The relationship between genotype and phenotype of CASK variant is not clear. CASK inactivating variants appear to account for the majority of MICPCH cases and with severer phenotypes [36]. It is fatal to men in the prenatal or neonatal period. Najm J et al. reported a male child died at 2 weeks after birth. In addition to deletion or duplication variant, women with MICPCH phenotype also have heterozygous deletion variants, including nonsense, frameshift and splice site variants [30]. In general, CASK missense variant is common in boys with X-linked intellectual disability. The clinical phenotype is not very serious, and it is usually asymptomatic in girls. However, Laconte L E W et al. reported three women with CASK missense variant in heterozygote, and they have severe intellectual disability, microcephaly and hindbrain hypoplasia [38].

The child in our case was born with weakness sucking, decreased muscle tension of limbs, abnormal face, right hand and right foot deformity, deafness of left ear, epilepsy, microcephaly, serious developmental delay and mental disorder. The results of next generation sequencing showed that there was a hemizygote missense variant c.764gG > A, p. (Arg255His) in exon 8 of CASK gene in children. According to the classification of gene variation by ACMG, the variant could be classified as pathogenic. The patient was a male child with pathogenic missense variant. Compared with literature reports published, the missense variant is a de novo variant, and the clinical phenotype of the patient is consistent with the published cases.

MRI of CASK variant patients showed that the size of the corpus callosum was normal, the proportion of brain/ corpus callosum was low, and the area of brain, pons, midbrain, cerebellar vermis and hemispheres were reduced.

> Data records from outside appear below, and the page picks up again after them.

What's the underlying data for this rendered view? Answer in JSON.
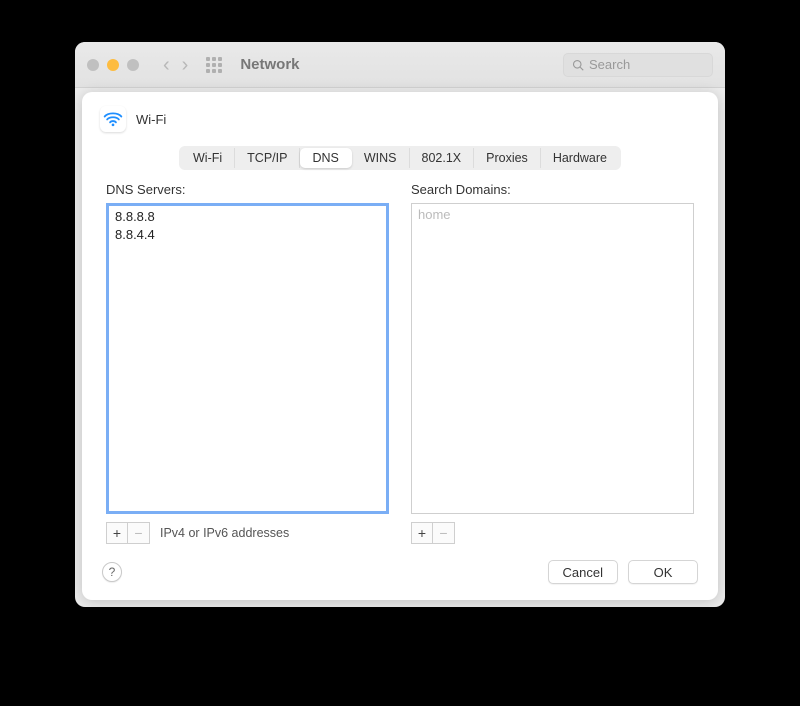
{
  "window": {
    "title": "Network",
    "search_placeholder": "Search"
  },
  "header": {
    "interface": "Wi-Fi"
  },
  "tabs": {
    "items": [
      "Wi-Fi",
      "TCP/IP",
      "DNS",
      "WINS",
      "802.1X",
      "Proxies",
      "Hardware"
    ],
    "active_index": 2
  },
  "dns": {
    "label": "DNS Servers:",
    "servers": [
      "8.8.8.8",
      "8.8.4.4"
    ],
    "hint": "IPv4 or IPv6 addresses",
    "add": "+",
    "remove": "−"
  },
  "search_domains": {
    "label": "Search Domains:",
    "placeholder": "home",
    "add": "+",
    "remove": "−"
  },
  "footer": {
    "help": "?",
    "cancel": "Cancel",
    "ok": "OK"
  }
}
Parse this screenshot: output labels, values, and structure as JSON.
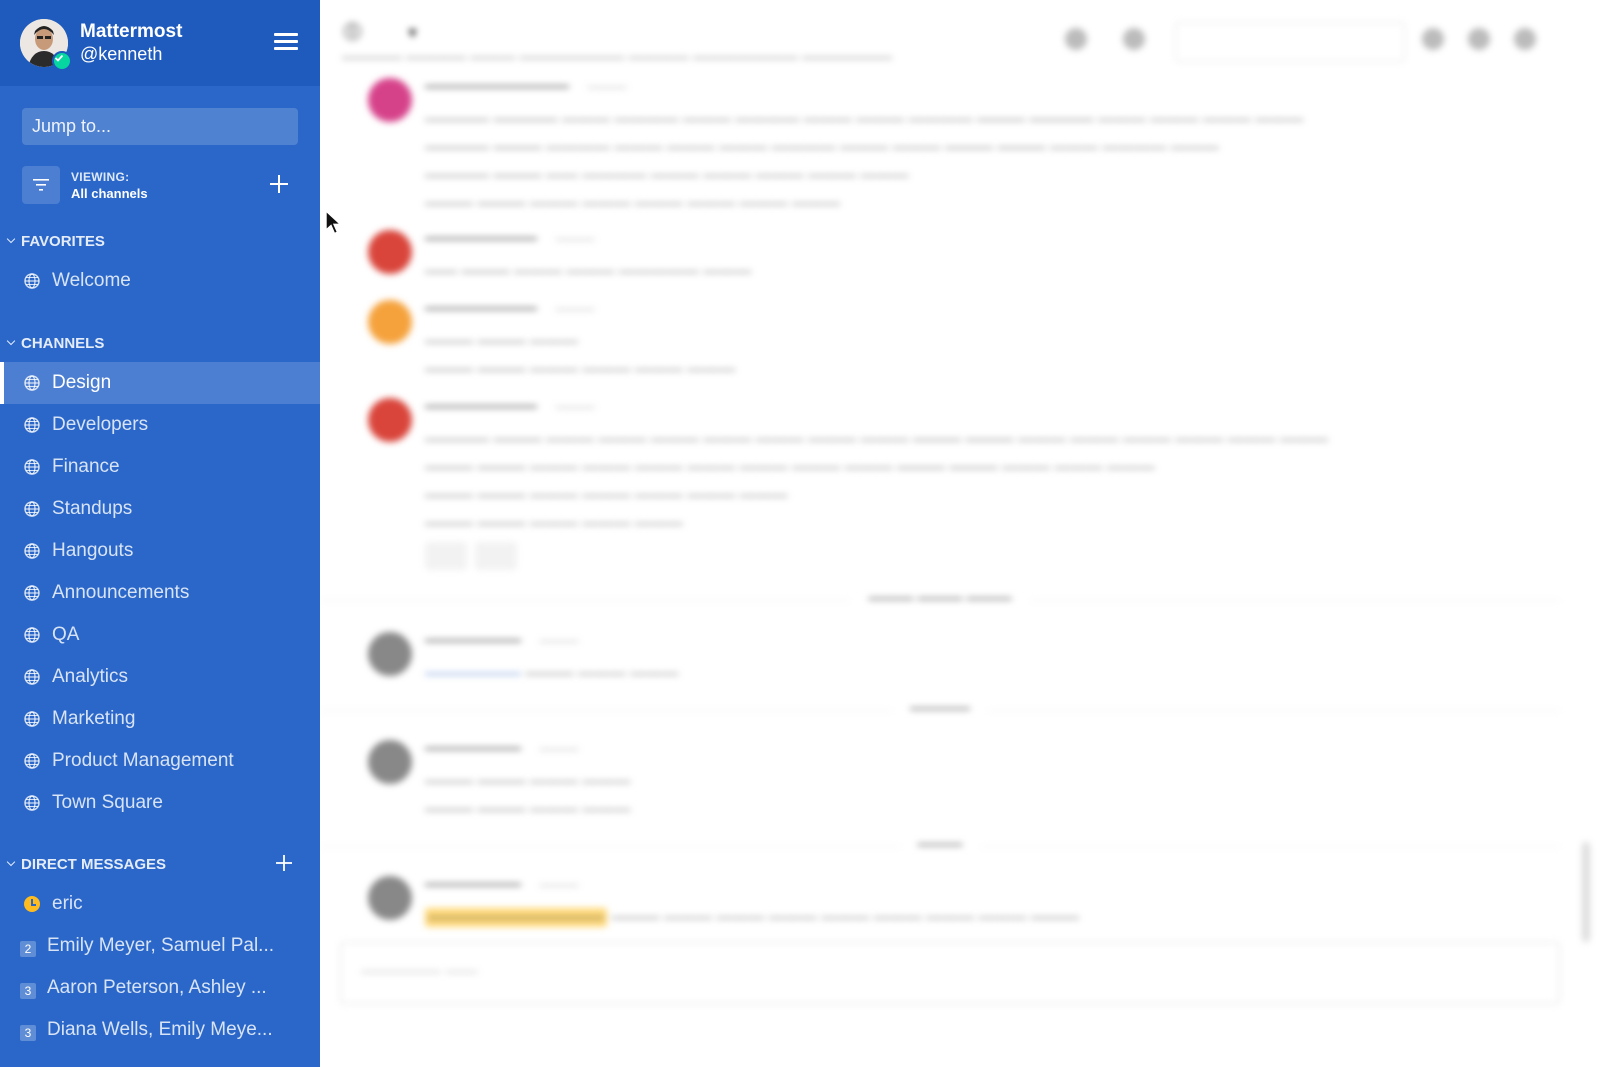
{
  "team": {
    "name": "Mattermost",
    "username": "@kenneth"
  },
  "sidebar": {
    "jump_placeholder": "Jump to...",
    "viewing_label": "VIEWING:",
    "viewing_value": "All channels",
    "favorites_header": "FAVORITES",
    "favorites": [
      {
        "label": "Welcome",
        "icon": "globe-icon"
      }
    ],
    "channels_header": "CHANNELS",
    "channels": [
      {
        "label": "Design",
        "icon": "globe-icon",
        "active": true
      },
      {
        "label": "Developers",
        "icon": "globe-icon"
      },
      {
        "label": "Finance",
        "icon": "globe-icon"
      },
      {
        "label": "Standups",
        "icon": "globe-icon"
      },
      {
        "label": "Hangouts",
        "icon": "globe-icon"
      },
      {
        "label": "Announcements",
        "icon": "globe-icon"
      },
      {
        "label": "QA",
        "icon": "globe-icon"
      },
      {
        "label": "Analytics",
        "icon": "globe-icon"
      },
      {
        "label": "Marketing",
        "icon": "globe-icon"
      },
      {
        "label": "Product Management",
        "icon": "globe-icon"
      },
      {
        "label": "Town Square",
        "icon": "globe-icon"
      }
    ],
    "dm_header": "DIRECT MESSAGES",
    "direct_messages": [
      {
        "label": "eric",
        "icon": "away-clock-icon"
      },
      {
        "label": "Emily Meyer, Samuel Pal...",
        "badge": "2"
      },
      {
        "label": "Aaron Peterson, Ashley ...",
        "badge": "3"
      },
      {
        "label": "Diana Wells, Emily Meye...",
        "badge": "3"
      }
    ]
  },
  "colors": {
    "sidebar_bg": "#2a67c9",
    "sidebar_header_bg": "#1f5bbd",
    "online_status": "#06d6a0",
    "away_status": "#ffbc1f"
  }
}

Some studies have shown that MRI results of hypoplasia and normal or large corpus callosum in the middle and posterior brain of girls with microcephaly and neurodevelopmental delay should indicate the possibility of CASK variant, especially in the case of low brain / corpus callosum ratio [39].

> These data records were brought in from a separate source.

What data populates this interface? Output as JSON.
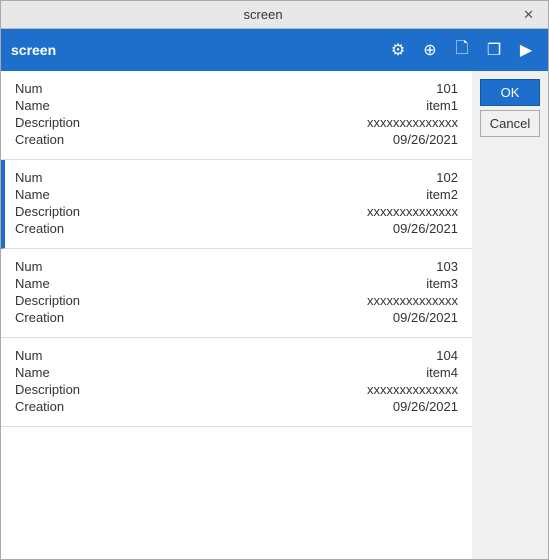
{
  "window": {
    "title": "screen",
    "close_label": "✕"
  },
  "toolbar": {
    "title": "screen",
    "icons": [
      "gear",
      "globe",
      "document",
      "copy",
      "play"
    ]
  },
  "buttons": {
    "ok_label": "OK",
    "cancel_label": "Cancel"
  },
  "items": [
    {
      "num_label": "Num",
      "num_value": "101",
      "name_label": "Name",
      "name_value": "item1",
      "desc_label": "Description",
      "desc_value": "xxxxxxxxxxxxxx",
      "creation_label": "Creation",
      "creation_value": "09/26/2021",
      "selected": false
    },
    {
      "num_label": "Num",
      "num_value": "102",
      "name_label": "Name",
      "name_value": "item2",
      "desc_label": "Description",
      "desc_value": "xxxxxxxxxxxxxx",
      "creation_label": "Creation",
      "creation_value": "09/26/2021",
      "selected": true
    },
    {
      "num_label": "Num",
      "num_value": "103",
      "name_label": "Name",
      "name_value": "item3",
      "desc_label": "Description",
      "desc_value": "xxxxxxxxxxxxxx",
      "creation_label": "Creation",
      "creation_value": "09/26/2021",
      "selected": false
    },
    {
      "num_label": "Num",
      "num_value": "104",
      "name_label": "Name",
      "name_value": "item4",
      "desc_label": "Description",
      "desc_value": "xxxxxxxxxxxxxx",
      "creation_label": "Creation",
      "creation_value": "09/26/2021",
      "selected": false
    }
  ]
}
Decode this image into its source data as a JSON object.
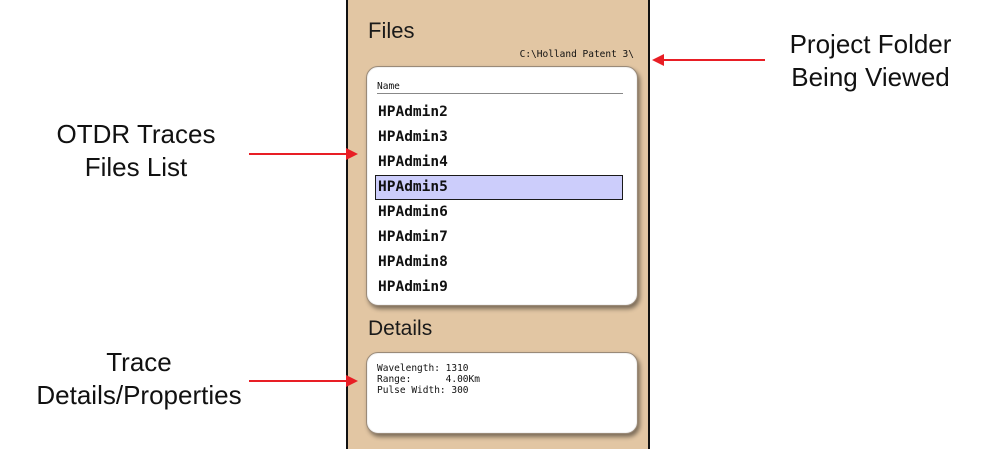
{
  "files_panel": {
    "title": "Files",
    "folder_path": "C:\\Holland Patent 3\\",
    "column_header": "Name",
    "files": [
      "HPAdmin2",
      "HPAdmin3",
      "HPAdmin4",
      "HPAdmin5",
      "HPAdmin6",
      "HPAdmin7",
      "HPAdmin8",
      "HPAdmin9"
    ],
    "selected_file": "HPAdmin5"
  },
  "details_panel": {
    "title": "Details",
    "wavelength_line": "Wavelength: 1310",
    "range_line": "Range:      4.00Km",
    "pulse_width_line": "Pulse Width: 300"
  },
  "annotations": {
    "project_folder": "Project Folder\nBeing Viewed",
    "traces_list": "OTDR Traces\nFiles List",
    "trace_details": "Trace\nDetails/Properties"
  },
  "colors": {
    "panel_bg": "#e2c6a3",
    "selected_row": "#cccdfb",
    "arrow": "#e81e25"
  }
}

In terms of disease diagnosis, WES is a powerful tool for the diagnosis of highly heterogeneous neurodevelopmental disorders [40]. Children with microcephaly will face lifelong psychomotor, cognitive and communication disorders. For this kind of children, their motor development is often delayed for several years, and they are far behind the children of the same age in intelligence and communication ability. These children usually have serious speech disorders. DeLuca SC et al. conducted intensive treatment on three girls with CASK gene heterozygote variant and MICPCH. Conducting targeted trials to improve fine and coarse motor skills, visual motor coordination, social and communication skills. Studies have shown that MICPCH children respond to intensive therapy aimed at improving function or independence [43]. The therapy can improve the life track and affect the quality of life. CASK is highly conserved in structure. LaConte LE et al. used a high-throughput imaging method to measure the misfolding tendency of CASK mutants, and proved that a chemical chaperone may be helpful to save the misfolding of CASK caused by missense variants. It providing a possibility for the treatment of structural variants in the future [44].

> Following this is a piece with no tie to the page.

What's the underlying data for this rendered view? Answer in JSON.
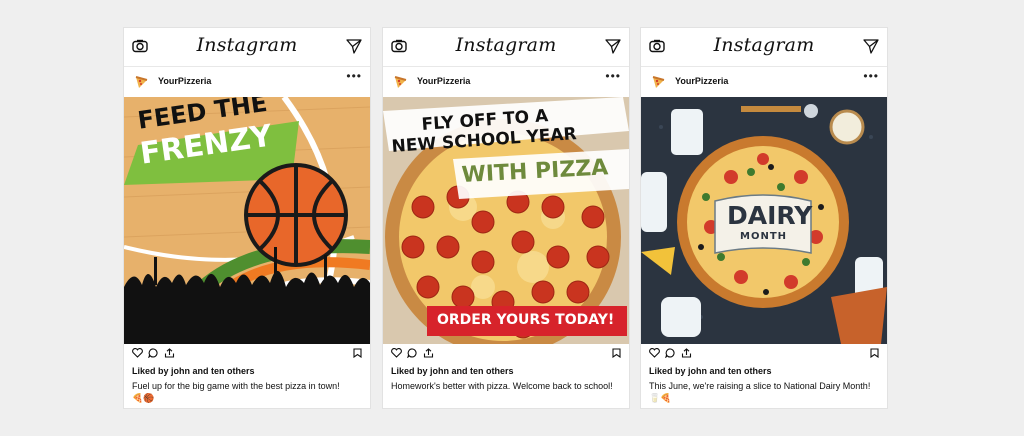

In summary, we reported a de novo variant of CASK gene. Moreover, a detailed description of all the cases described in the literature is reported. All published cases suggest that the variant of CASK can cause a variety of clinical phenotypes. Its diagnosis is difficult due to the lack of typical clinical symptoms. Genetic testing should be performed as early as possible if this disease is suspected. We believe that this case provides an important reference for the diagnosis and treatment of future cases.